Composer György Ligeti considered his polyrhythmic Piano Concerto his most complex and technically arduous score.
Pianist Conor Hanick calls it a masterpiece.
The Chatter regular will perform the piece at 10:30 a.m. Sunday, May 15, at Las Puertas Event Center. His performance here advances a date with the same piece for the New York Philharmonic Biennial at the Metropolitan Museum of Art in June.
The composer scored his formidable concerto with a reduced orchestra augmented by unusual instruments such as a harmonica, slide whistles and an ocarina, a kind of vessel flute.
“About a handful of pianists play this piece because it is so treacherous,” Hanick said in a telephone interview from New York.
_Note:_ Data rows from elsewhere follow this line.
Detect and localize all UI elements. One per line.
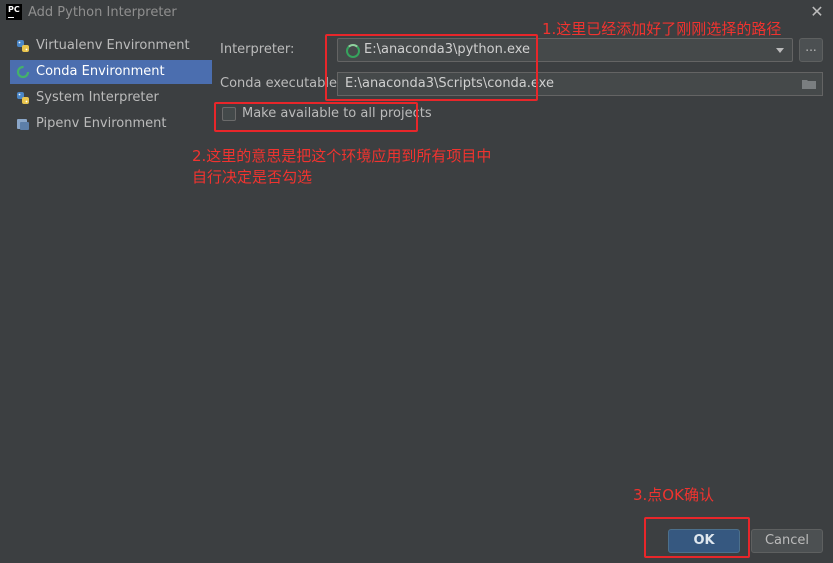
ok-button[interactable]: OK	[668, 529, 740, 553]
annotation-note-1: 1.这里已经添加好了刚刚选择的路径	[542, 20, 782, 38]
sidebar-item-system[interactable]: System Interpreter	[10, 86, 212, 110]
close-icon[interactable]: ✕	[807, 2, 827, 22]
interpreter-label: Interpreter:	[220, 42, 295, 57]
browse-interpreter-button[interactable]: ...	[799, 38, 823, 62]
sidebar-item-label: System Interpreter	[36, 90, 159, 105]
python-icon	[17, 40, 29, 52]
annotation-note-2-line-2: 自行决定是否勾选	[192, 168, 313, 186]
chevron-down-icon[interactable]	[776, 48, 784, 53]
annotation-note-2-line-1: 2.这里的意思是把这个环境应用到所有项目中	[192, 147, 492, 165]
sidebar-item-label: Virtualenv Environment	[36, 38, 190, 53]
conda-icon	[16, 65, 30, 79]
window-title: Add Python Interpreter	[28, 5, 177, 20]
folder-icon[interactable]	[802, 79, 816, 89]
python-icon	[17, 92, 29, 104]
annotation-box-paths	[325, 34, 538, 101]
annotation-note-3: 3.点OK确认	[633, 486, 714, 504]
sidebar-item-label: Conda Environment	[36, 64, 165, 79]
environment-type-list: Virtualenv Environment Conda Environment…	[0, 34, 212, 144]
sidebar-item-label: Pipenv Environment	[36, 116, 167, 131]
cancel-button[interactable]: Cancel	[751, 529, 823, 553]
pipenv-icon	[17, 119, 29, 130]
conda-executable-label: Conda executable:	[220, 76, 342, 91]
annotation-box-checkbox	[214, 102, 418, 132]
sidebar-item-virtualenv[interactable]: Virtualenv Environment	[10, 34, 212, 58]
sidebar-item-conda[interactable]: Conda Environment	[10, 60, 212, 84]
sidebar-item-pipenv[interactable]: Pipenv Environment	[10, 112, 212, 136]
pycharm-logo-icon: PC	[6, 4, 22, 20]
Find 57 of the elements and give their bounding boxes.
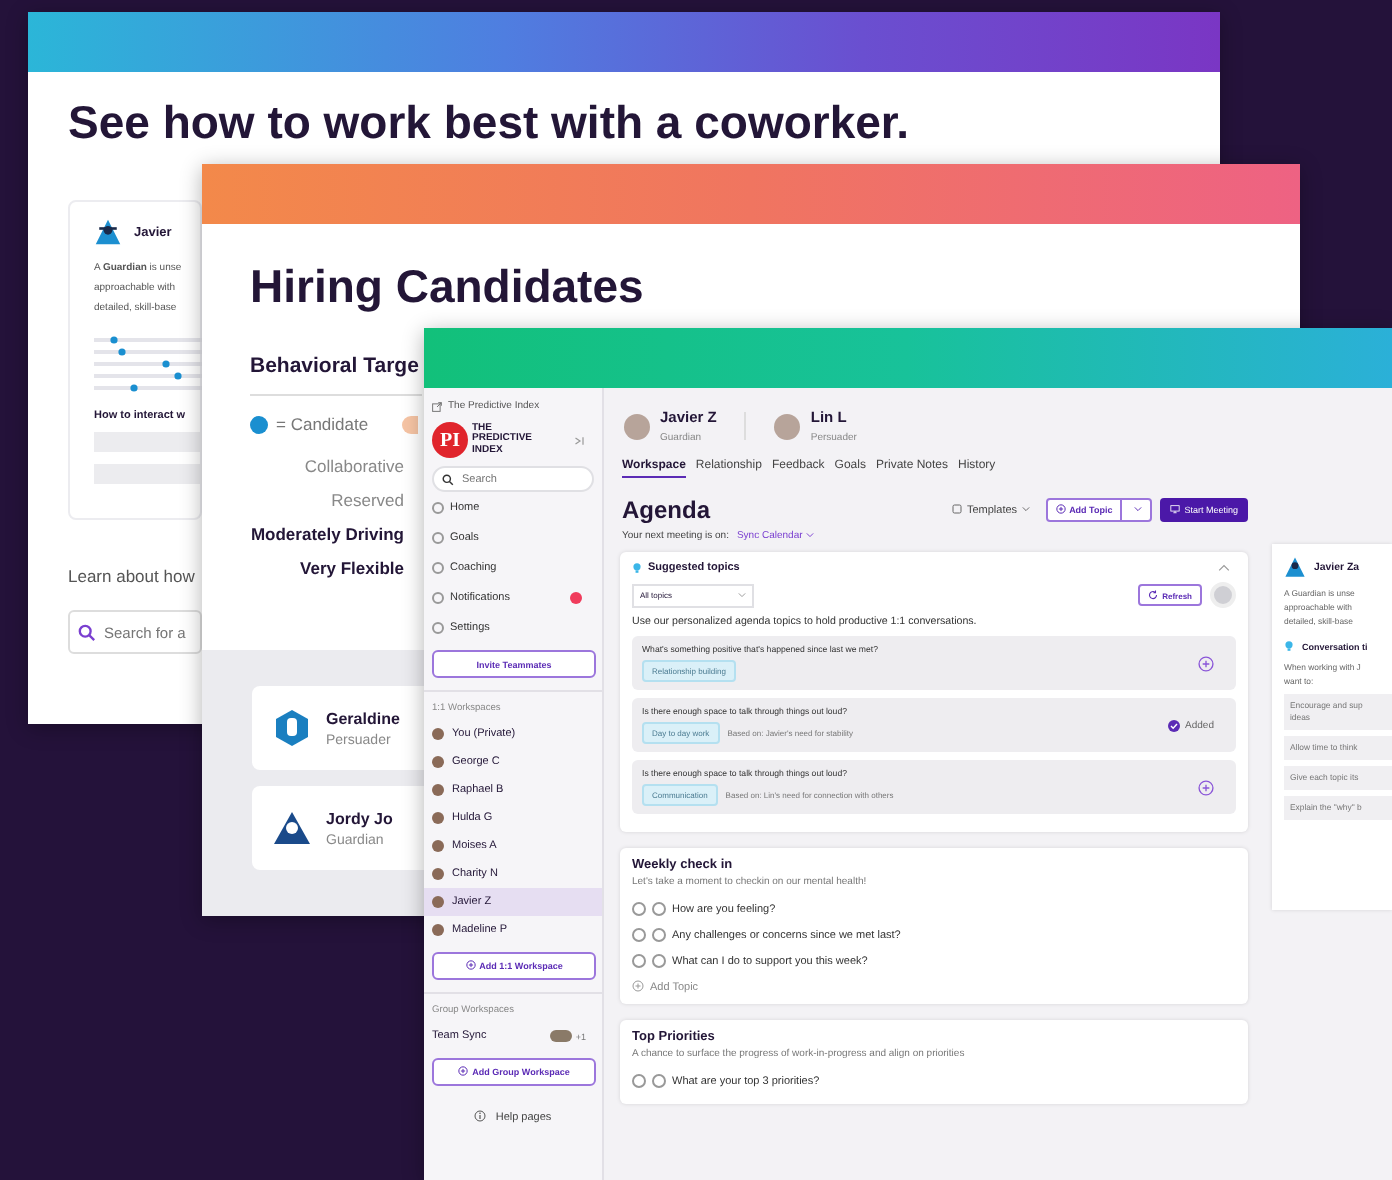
dropdown-button[interactable] (1122, 498, 1153, 522)
caret-icon (1134, 506, 1143, 512)
checkbox-circle[interactable] (632, 954, 646, 968)
avatar-circle (624, 413, 650, 439)
triangle-figure-icon (94, 218, 122, 246)
plus-circle-icon (1055, 504, 1066, 515)
caret-icon (1021, 505, 1030, 512)
settings-icon[interactable] (1210, 582, 1236, 608)
page-title: Hiring Candidates (250, 260, 646, 314)
nav-icon (432, 501, 444, 513)
logo-badge: PI (432, 422, 468, 458)
refresh-icon (1148, 589, 1159, 600)
lightbulb-icon (1284, 640, 1294, 652)
avatar-circle (652, 928, 666, 942)
collapse-icon[interactable] (574, 435, 586, 445)
section-heading: Behavioral Targe (250, 354, 422, 396)
avatar-circle (652, 1074, 666, 1088)
trait-label: Reserved (331, 490, 404, 510)
add-circle-icon[interactable] (1198, 655, 1214, 671)
agenda-title: Agenda (622, 496, 711, 524)
template-icon (952, 503, 963, 514)
trait-label: Very Flexible (300, 558, 404, 578)
monitor-icon (1170, 504, 1181, 515)
external-link-icon (432, 401, 442, 411)
avatar-circle (774, 413, 801, 439)
nav-icon (432, 621, 444, 633)
hexagon-figure-icon (272, 708, 312, 748)
add-circle-icon[interactable] (1198, 779, 1214, 795)
legend-label: = Candidate (276, 414, 369, 434)
search-icon (78, 623, 96, 641)
nav-icon (432, 591, 444, 603)
avatar-circle (652, 902, 666, 916)
checkbox-circle[interactable] (632, 928, 646, 942)
caret-icon (806, 531, 815, 537)
avatar-stack-icon (549, 1030, 572, 1042)
page-title: See how to work best with a coworker. (68, 96, 911, 150)
chevron-up-icon[interactable] (1218, 564, 1230, 572)
nav-icon (432, 561, 444, 573)
checkbox-circle[interactable] (632, 1074, 646, 1088)
avatar-circle (652, 954, 666, 968)
plus-circle-icon (465, 960, 476, 971)
search-icon (442, 473, 454, 485)
info-icon (474, 1110, 487, 1122)
nav-icon (432, 531, 444, 543)
triangle-figure-icon (272, 808, 312, 848)
lightbulb-icon (632, 562, 642, 574)
trait-label: Collaborative (304, 456, 404, 476)
triangle-figure-icon (1284, 556, 1306, 578)
candidate-dot-icon (250, 415, 268, 433)
learn-label: Learn about how (68, 566, 195, 586)
plus-circle-icon (458, 1066, 469, 1077)
candidate-name: Geraldine (326, 709, 400, 727)
caret-icon (738, 592, 746, 598)
plus-circle-icon (632, 980, 644, 992)
checkbox-circle[interactable] (632, 902, 646, 916)
trait-label: Moderately Driving (250, 524, 404, 544)
candidate-name: Jordy Jo (326, 809, 393, 827)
In the vanguard of the avant-garde, Ligeti was writing in post-World War II Europe. Born in Romania, he lived in Hungary before immigrating to Austria in 1956 after the Soviet Union’s violent oppression of the Hungarian revolution.
“He never adhered to one school or aesthetic,” Hanick said.
Ligeti is probably best-known to the public as the composer of music in Stanley Kubrick’s films, including “2001: A Space Odyssey,” “The Shining” and “Eyes Wide Shut.” Martin Scorsese incorporated his music into the 2010 psychological thriller “Shutter Island.” His “Requiem” was used in the 2014 version of “Godzilla.”
In concert, Hanick’s performances range from the music of the early Baroque to newly written pieces.
“I like the discovery element of contemporary music,” he said. “There’s something about a score that’s never been decoded before. I don’t look at a Beethoven sonata in the same way after playing all this gnarly music.”